Kale can be peeled off continuously to grow new tender leaves, which can be fried, cooled and made into soup. In Europe and America, it is often used to make salads with various vegetables. The flavor is fresh and fresh, and it keeps delicious and bright green after cooking.
Kale is rich in nutrition, containing a lot of vitamins A, C, B2 and various minerals, especially calcium, iron and potassium. Among them, the content of vitamin C is very high, reaching 153.6 ~ 220 mg per 100 g young leaves, which is comparable to broccoli in Chinese cabbage.
How to eat kale?
First, the washed kale is cooked with boiling water; Mix the cold sauce with soy sauce, mustard and chicken essence for later use; Cut the cooked vegetables into appropriate sizes, and finally slightly chop them; Mix in the juice and serve!
Practice 2: Wash the kale, separate the stems from the leaves, cut the stems into squares, and cut the leaves into sections. Peel and shred carrots, dice tomatoes, dice cucumbers and chop garlic. Boil the quinoa in boiling water (about 7 minutes) and take it out. Stir-fry garlic in some oil in a hot pot, add cabbage stems, carrots, tomatoes, cucumbers and quinoa, and stir-fry. Add kale leaves and stir-fry until the leaves are soft. Finally, season with salt, pepper and olive oil.

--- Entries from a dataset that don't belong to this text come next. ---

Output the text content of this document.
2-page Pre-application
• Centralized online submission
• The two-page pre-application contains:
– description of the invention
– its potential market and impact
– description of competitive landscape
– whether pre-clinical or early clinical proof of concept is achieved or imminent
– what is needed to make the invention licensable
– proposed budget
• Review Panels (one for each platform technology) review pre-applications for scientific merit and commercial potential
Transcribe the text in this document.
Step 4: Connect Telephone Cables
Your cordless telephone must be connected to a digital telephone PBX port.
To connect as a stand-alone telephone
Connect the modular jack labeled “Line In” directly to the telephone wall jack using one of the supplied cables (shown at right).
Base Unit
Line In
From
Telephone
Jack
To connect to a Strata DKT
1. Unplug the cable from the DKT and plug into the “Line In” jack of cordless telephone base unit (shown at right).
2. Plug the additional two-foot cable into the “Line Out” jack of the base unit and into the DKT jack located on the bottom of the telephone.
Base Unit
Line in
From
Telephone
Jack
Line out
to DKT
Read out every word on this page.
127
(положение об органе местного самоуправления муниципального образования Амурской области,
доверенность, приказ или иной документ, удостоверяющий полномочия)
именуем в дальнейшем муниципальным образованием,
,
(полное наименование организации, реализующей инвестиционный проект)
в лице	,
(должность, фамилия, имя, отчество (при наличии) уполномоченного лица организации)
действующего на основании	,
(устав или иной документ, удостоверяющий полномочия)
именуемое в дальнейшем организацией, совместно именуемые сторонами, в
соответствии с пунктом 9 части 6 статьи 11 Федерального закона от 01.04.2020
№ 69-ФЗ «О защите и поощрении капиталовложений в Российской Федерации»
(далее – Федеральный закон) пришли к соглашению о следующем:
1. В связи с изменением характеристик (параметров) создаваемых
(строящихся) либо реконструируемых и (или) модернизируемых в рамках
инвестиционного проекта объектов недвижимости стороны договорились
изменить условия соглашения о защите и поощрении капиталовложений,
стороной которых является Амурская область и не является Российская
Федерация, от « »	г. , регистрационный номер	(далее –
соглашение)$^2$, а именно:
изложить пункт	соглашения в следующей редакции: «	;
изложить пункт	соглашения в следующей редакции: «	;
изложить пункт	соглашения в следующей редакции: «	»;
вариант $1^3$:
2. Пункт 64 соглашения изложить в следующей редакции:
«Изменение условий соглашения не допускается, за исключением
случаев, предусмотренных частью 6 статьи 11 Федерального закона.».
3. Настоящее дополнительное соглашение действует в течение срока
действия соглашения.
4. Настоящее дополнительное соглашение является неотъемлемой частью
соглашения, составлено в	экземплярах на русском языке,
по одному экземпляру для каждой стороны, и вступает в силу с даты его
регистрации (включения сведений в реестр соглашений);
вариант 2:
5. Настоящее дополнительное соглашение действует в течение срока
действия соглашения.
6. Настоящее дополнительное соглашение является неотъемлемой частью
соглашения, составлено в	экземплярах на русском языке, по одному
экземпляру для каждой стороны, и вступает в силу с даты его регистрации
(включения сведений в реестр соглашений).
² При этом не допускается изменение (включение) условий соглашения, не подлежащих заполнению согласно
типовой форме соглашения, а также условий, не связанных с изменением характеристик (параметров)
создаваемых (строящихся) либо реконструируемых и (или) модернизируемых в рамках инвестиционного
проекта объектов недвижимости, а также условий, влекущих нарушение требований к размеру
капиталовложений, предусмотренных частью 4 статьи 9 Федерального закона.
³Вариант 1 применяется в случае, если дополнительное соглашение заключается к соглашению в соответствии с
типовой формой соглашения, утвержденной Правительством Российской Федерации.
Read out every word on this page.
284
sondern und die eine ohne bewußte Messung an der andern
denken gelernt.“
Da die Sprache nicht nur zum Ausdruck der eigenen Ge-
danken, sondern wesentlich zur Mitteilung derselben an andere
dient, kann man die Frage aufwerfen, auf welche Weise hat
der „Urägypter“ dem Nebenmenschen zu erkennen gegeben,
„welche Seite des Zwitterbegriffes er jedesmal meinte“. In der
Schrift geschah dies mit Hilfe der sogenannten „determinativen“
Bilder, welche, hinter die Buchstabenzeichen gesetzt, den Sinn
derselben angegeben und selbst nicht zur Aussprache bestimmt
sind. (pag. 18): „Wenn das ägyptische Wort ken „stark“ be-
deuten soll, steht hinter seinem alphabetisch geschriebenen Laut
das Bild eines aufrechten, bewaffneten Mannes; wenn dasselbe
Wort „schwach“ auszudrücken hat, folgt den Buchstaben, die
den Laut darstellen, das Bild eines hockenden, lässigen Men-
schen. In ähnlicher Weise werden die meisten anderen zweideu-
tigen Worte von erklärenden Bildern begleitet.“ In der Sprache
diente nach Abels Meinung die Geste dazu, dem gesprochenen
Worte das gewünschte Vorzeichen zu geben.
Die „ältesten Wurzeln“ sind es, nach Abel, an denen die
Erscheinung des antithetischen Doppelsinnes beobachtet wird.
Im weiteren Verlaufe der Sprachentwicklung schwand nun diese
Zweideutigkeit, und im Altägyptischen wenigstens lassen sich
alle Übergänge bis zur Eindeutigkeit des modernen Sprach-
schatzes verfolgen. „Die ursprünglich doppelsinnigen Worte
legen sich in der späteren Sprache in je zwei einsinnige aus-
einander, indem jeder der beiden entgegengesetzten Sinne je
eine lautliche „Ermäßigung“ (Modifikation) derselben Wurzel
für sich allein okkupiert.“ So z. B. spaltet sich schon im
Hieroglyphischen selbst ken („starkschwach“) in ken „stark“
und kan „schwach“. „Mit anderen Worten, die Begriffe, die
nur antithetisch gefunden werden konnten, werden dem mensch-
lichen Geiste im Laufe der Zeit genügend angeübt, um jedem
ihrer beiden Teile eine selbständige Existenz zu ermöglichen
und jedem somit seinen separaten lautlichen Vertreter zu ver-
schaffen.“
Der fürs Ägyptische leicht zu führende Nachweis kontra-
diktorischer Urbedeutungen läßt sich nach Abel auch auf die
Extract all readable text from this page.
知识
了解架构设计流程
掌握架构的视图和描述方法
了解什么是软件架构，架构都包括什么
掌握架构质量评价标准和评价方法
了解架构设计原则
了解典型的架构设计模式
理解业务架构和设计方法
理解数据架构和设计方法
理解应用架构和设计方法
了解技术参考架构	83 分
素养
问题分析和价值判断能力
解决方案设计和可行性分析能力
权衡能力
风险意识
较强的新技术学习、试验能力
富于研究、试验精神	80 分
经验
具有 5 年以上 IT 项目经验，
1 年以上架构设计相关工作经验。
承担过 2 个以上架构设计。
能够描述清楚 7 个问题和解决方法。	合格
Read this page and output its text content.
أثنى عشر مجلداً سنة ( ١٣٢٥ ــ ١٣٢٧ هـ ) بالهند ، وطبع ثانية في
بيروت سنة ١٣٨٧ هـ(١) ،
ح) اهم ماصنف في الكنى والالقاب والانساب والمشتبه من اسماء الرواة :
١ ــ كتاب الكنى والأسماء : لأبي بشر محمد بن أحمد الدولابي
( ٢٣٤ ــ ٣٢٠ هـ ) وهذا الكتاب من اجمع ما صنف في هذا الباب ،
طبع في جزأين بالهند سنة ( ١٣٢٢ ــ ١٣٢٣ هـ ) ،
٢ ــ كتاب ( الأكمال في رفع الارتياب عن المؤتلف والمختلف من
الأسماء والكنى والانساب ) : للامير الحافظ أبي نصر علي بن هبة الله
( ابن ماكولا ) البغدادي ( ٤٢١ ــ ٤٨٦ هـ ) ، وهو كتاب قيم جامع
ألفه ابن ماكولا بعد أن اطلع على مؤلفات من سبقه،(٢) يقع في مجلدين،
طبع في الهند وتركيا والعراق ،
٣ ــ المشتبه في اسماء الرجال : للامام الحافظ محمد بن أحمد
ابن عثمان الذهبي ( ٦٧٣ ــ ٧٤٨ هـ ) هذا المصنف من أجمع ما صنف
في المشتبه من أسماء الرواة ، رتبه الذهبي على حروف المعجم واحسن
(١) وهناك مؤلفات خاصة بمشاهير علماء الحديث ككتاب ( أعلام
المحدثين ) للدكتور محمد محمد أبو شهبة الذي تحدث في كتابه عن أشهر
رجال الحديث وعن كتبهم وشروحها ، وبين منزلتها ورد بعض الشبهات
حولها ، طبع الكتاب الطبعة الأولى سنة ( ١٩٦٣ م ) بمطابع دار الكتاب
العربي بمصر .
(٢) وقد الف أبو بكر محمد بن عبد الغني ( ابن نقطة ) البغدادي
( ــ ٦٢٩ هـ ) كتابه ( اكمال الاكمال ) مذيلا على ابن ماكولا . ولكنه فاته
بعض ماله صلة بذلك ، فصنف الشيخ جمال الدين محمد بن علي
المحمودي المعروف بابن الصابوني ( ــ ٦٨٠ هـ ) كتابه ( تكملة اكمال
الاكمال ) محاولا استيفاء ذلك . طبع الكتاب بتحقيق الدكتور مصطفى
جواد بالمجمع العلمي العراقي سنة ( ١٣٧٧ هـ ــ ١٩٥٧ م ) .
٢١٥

Practice 3, pepper powder and salt, boil over high fire. Then switch to low heat and cook for 25 minutes with the lid half closed. Meanwhile, preheat the oven. Put the sweet pepper skin up in the oven, and bake it at 13 cm away from the fire for 10 minute until the sweet pepper is slightly burnt. After cooling, peel the sweet pepper, put it into food conditioner with pumpkin seeds, linseed oil and whole garlic, and make it into paste. Put the rice-like spaghetti in a large pot, open the lid and cook for 5 minutes. Add kale and cook for 5 minutes until the kale and rice noodles are soft. Pick up the noodle soup and eat it with the baked sweet pepper sauce.